In this study, the fractal characteristics of surface transit and road networks in Strasbourg are quantified and the relationships between fractal dimensions and network density are analyzed in depth. The conclusions can be extended to other European cities without complex underground rail transit systems at least. This study verifies that a surface transit network is fractal, validating its length and branch dimensions while further proving the previous conclusion that road networks are fractal. Furthermore, for urban road and transit network planning, both networks should have good coverage homogeneity and connectivity, which is not paradoxical to the traditional belief that large density of a network should be ensured in traffic planning. Various aspects of a network, its fractal dimensions and network density included, should be taken into account simultaneously. In addition, road length dimensions ought to be the most consistent among all the mentioned fractal dimensions when focusing on various zones of a city. That is, network coverage homogeneity, rather than network density, should be approximately at the same level for road networks in different urban zones.

The relationship between the length and branch dimension acts as a crucial reference for determining the layouts of road and transit networks. In general, the branch dimension should be larger than the length dimension for both networks. The correlation between the road length and branch dimension is very strong, and a linear relationship also exists between the transit branch dimension and two variables, that is, the transit length dimension and the logarithm of the road branch dimension. When traffic planning is conducted, these relationships between the length and branch dimensions should be tenable in the layout schemes of road and transit networks. The specific regression equations for the length and branch dimensions are also useful, especially in new town planning. These equations could be determined by the existing sub-districts of a city. Then, the future network fractal dimensions in the planned new town should satisfy the equations, providing guidance for determining the layouts of traffic networks in the new town planning.

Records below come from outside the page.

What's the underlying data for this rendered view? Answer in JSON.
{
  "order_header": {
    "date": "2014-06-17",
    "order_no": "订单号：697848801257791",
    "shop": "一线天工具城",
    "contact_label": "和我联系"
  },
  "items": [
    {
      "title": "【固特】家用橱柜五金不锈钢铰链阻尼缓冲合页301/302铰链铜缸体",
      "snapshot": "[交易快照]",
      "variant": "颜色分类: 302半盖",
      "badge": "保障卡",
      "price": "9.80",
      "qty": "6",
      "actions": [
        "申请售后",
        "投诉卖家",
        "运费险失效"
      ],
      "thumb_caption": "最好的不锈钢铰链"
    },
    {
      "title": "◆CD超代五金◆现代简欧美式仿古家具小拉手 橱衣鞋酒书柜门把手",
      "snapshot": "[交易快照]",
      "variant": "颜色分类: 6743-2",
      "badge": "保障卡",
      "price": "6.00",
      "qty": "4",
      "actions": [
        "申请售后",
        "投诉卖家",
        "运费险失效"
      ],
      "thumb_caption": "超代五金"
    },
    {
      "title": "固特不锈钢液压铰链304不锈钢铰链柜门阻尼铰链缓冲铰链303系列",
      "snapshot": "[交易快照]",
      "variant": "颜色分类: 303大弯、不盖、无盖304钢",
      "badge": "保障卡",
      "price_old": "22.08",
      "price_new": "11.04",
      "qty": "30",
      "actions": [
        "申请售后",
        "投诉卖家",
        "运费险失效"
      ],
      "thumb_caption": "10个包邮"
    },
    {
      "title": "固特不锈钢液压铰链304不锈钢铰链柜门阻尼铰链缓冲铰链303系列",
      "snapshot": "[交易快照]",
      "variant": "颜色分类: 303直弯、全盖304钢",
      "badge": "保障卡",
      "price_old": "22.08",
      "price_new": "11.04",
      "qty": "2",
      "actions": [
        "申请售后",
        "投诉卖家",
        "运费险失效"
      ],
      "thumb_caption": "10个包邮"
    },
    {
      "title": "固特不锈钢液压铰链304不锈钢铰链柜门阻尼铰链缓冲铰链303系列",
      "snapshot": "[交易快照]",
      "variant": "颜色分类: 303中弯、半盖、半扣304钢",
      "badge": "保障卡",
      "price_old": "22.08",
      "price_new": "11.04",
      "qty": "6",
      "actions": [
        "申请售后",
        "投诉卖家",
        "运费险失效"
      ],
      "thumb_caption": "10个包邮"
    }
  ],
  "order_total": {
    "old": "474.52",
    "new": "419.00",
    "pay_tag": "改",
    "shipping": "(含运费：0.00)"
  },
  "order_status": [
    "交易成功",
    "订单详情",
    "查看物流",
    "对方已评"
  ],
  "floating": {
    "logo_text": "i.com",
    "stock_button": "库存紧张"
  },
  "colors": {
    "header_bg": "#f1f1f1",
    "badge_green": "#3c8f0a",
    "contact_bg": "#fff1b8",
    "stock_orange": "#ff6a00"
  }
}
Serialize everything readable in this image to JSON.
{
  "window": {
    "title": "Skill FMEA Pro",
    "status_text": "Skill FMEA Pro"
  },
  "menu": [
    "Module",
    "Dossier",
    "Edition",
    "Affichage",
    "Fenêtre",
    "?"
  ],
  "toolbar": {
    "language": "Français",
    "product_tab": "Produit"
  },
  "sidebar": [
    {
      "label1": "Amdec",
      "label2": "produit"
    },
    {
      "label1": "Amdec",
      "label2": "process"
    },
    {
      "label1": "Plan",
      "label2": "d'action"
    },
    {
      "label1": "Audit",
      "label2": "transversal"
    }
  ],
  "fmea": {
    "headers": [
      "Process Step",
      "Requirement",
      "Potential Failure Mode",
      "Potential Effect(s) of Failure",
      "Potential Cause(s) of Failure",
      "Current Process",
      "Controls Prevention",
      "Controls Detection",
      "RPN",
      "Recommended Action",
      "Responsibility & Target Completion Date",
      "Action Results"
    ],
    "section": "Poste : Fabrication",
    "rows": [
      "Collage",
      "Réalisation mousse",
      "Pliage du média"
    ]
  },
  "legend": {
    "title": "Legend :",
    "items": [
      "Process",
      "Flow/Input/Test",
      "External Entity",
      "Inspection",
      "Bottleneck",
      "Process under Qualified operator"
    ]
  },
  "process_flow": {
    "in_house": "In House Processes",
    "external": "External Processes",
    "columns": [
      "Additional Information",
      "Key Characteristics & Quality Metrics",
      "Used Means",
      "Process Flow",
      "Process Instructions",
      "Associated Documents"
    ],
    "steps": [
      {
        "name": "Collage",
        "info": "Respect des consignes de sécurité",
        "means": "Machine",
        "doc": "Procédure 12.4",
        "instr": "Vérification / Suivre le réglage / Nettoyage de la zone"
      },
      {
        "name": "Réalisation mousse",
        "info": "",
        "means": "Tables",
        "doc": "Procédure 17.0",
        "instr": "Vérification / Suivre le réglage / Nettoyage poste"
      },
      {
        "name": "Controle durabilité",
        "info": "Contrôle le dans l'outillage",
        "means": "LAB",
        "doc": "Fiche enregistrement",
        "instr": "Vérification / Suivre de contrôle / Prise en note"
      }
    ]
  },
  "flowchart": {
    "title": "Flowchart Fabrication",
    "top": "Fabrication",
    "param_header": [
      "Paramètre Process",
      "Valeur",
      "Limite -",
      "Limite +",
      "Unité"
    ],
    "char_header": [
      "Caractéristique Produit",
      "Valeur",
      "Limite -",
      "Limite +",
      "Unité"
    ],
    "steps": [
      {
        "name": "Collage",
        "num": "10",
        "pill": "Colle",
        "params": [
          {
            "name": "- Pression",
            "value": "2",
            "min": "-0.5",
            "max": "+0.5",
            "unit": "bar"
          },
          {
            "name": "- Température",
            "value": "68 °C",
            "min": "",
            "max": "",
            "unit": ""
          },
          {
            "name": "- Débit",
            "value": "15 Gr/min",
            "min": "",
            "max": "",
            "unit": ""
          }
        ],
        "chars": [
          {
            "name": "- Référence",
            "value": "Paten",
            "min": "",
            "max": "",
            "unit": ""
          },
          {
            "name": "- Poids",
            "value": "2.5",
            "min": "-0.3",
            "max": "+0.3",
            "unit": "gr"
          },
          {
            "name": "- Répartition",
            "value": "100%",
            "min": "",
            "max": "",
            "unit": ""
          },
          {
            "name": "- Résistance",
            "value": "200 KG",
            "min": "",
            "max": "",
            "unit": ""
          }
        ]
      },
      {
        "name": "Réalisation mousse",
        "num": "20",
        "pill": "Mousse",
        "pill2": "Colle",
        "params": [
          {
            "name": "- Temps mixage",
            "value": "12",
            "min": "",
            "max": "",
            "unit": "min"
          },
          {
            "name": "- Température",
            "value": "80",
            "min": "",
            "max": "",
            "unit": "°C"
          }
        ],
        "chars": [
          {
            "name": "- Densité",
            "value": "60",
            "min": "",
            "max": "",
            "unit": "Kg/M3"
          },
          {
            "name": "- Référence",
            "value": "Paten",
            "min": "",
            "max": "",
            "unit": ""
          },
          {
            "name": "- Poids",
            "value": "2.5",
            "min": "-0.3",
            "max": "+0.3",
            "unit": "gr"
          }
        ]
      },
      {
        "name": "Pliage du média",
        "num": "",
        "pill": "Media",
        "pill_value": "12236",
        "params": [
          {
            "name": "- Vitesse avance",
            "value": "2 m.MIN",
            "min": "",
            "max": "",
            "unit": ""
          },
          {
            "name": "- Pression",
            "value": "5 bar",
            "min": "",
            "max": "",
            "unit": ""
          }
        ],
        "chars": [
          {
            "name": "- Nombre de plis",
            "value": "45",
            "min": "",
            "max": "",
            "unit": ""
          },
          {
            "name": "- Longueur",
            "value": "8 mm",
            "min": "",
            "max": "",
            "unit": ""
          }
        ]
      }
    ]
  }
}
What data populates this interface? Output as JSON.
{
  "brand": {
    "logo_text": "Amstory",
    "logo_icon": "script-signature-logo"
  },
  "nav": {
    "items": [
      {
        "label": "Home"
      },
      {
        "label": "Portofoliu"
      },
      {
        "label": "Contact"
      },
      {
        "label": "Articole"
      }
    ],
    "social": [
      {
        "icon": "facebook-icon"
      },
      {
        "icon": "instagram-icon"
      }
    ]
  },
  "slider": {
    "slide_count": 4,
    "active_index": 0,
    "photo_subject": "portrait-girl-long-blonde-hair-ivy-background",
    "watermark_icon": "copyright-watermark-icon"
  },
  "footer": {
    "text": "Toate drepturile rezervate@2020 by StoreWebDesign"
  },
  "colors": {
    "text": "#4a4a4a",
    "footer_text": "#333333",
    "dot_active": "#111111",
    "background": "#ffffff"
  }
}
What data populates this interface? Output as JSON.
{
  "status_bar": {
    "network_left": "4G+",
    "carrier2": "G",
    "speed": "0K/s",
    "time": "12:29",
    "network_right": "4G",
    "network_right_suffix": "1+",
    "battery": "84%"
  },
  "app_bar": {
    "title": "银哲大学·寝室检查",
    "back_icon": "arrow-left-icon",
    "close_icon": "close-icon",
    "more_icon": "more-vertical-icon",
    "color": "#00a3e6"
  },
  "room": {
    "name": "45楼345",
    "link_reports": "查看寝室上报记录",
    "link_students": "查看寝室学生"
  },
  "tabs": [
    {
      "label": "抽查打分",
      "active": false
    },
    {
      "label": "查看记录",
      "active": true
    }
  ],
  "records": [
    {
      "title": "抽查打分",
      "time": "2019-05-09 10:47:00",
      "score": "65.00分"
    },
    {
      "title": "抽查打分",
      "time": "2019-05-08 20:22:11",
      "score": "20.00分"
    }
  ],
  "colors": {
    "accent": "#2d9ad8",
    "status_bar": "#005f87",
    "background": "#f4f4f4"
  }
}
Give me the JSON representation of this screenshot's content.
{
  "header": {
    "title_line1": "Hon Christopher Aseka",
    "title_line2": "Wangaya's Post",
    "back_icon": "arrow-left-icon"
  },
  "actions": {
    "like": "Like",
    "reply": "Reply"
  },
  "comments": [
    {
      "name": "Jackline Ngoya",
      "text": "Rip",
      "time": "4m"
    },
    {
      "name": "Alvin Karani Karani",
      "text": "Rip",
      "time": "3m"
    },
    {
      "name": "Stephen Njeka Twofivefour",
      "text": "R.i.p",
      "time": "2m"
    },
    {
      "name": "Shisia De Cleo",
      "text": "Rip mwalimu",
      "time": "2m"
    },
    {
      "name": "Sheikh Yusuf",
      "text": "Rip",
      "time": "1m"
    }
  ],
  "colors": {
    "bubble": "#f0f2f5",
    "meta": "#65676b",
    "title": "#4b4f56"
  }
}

The surface transit network attaches to the road network, so the indicators that have some correlation ought to be involved in the synchronization process. The correlations include the road length dimension and transit branch dimension, road branch dimension and transit branch dimension, road network density and transit network density, and so forth. This synchronization requires specialists to coordinate the planning of road and transit systems. In addition, in Strasbourg, the two road dimensions are larger than the two transit dimensions, respectively. If the transit dimensions are greater than the road dimensions in another city, it may not be a typical European city without a complex underground rail system. Also, the possibility is that some irrationality lies in the layout of the road or surface transit network. On the whole, our findings can provide significant implications for future urban traffic planning and development.